下記の問題及び解説は、必ずしも現時点における法改正及びデータを反映したものではない場合があります。

宅建 過去問解説 平成19年 問29

【問 29】 不動産の鑑定評価に関する次の記述のうち、不動産鑑定評価基準によれば、誤っているものはどれか。

1 不動産の価格を求める鑑定評価の基本的な手法は、原価法、取引事例比較法及び収益還元法に大別され、原価法による試算価格を積算価格、取引事例比較法による試算価格を比準価格、収益還元法による試算価格を収益価格という。

2 取引事例比較法の適用に当たって必要な取引事例は、取引事例比較法に即応し、適切にして合理的な計画に基づき、豊富に秩序正しく収集し、選択すべきであり、投機的取引であると認められる事例等適正さを欠くものであってはならない。

3 再調達原価とは、対象不動産を価格時点において再調達することを想定した場合において必要とされる適正な原価の総額をいう。

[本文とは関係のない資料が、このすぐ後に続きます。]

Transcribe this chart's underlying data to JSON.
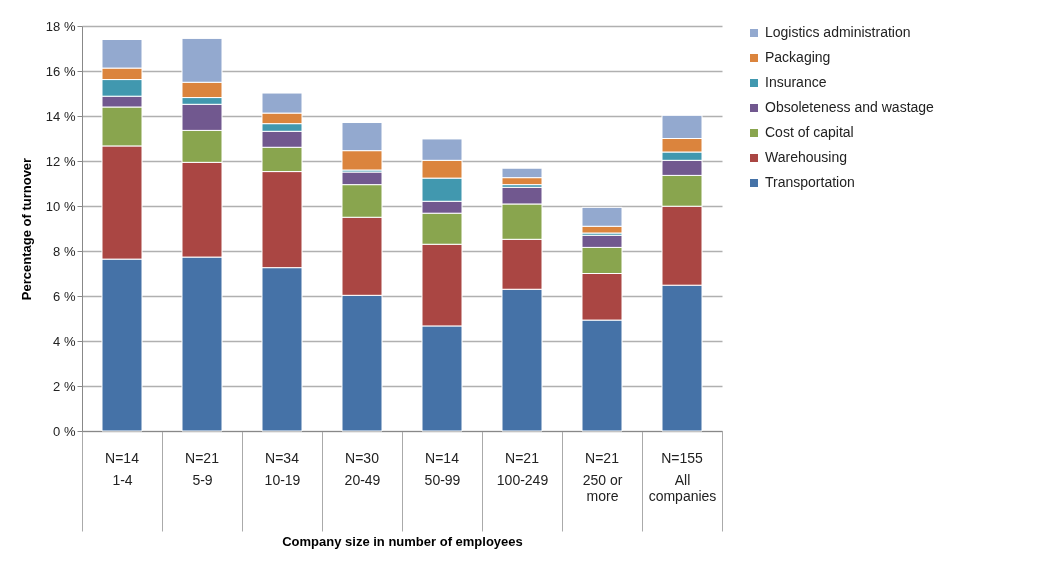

4 収益還元法は、対象不動産が将来生み出すであろうと期待される純収益の現在価値の総和を求めることにより対象不動産の試算価格を求める手法であり、このうち、一期間の純収益を還元利回りによって還元する方法をDCF(Discounted Cash Flow)法という。

【解答及び解説】

【問 29】 正解 4

1 正しい。不動産の鑑定評価の方式には、原価方式、比較方式及び収益方式の三方式がある。それぞれの鑑定評価の手法の適用により求められた価格を試算価格というが、原価法による試算価格は積算価格、取引事例比較法による試算価格は比準価格、収益還元法による試算価格は収益価格という。
*不動産鑑定評価基準第7章

2 正しい。取引事例比較法の適用に当たって必要な取引事例は、取引事例比較法に即応し、適切にして合理的な計画に基づき、豊富に秩序正しく収集し、選択すべきであり、投機的取引であると認められる事例等適正さを欠くものであってはならない。
*不動産鑑定評価基準第7章第1節Ⅰ2

3 正しい。不動産鑑定評価基準の条文そのままの問題。再調達原価とは、対象不動産を価格時点において再調達することを想定した場合において必要とされる適正な原価の総額をいう。
*不動産鑑定評価基準第7章第1節Ⅱ2(1)

4 誤り。収益還元法は、対象不動産が将来生み出すであろうと期待される純収益の現在価値の総和を求めることにより対象不動産の試算価格を求める手法である。収益価格を求める方法には、一期間の純収益を還元利回りによって還元する方法(直接還元法)と、連続する複数の期間に発生する純収益及び復帰価格を、その発生時期に応じて現在価値に割り引き、それぞれを合計する方法(Discounted Cash Flow法(DCF法))がある。設問の後半は、直接還元法の説明である。
*不動産鑑定評価基準第7章第1節Ⅳ2


【解法のポイント】不動産鑑定評価基準の勉強はやりにくいという感じを持っている人が多いと思いますが、ある程度の割り切りが必要です。要するに過去問で出題されているような部分のみ勉強することです。この問題なんかも典型的な鑑定評価の三手法に関する問題で、過去に何度も出題されています。内容的には、不動産鑑定評価基準の条文そのままです。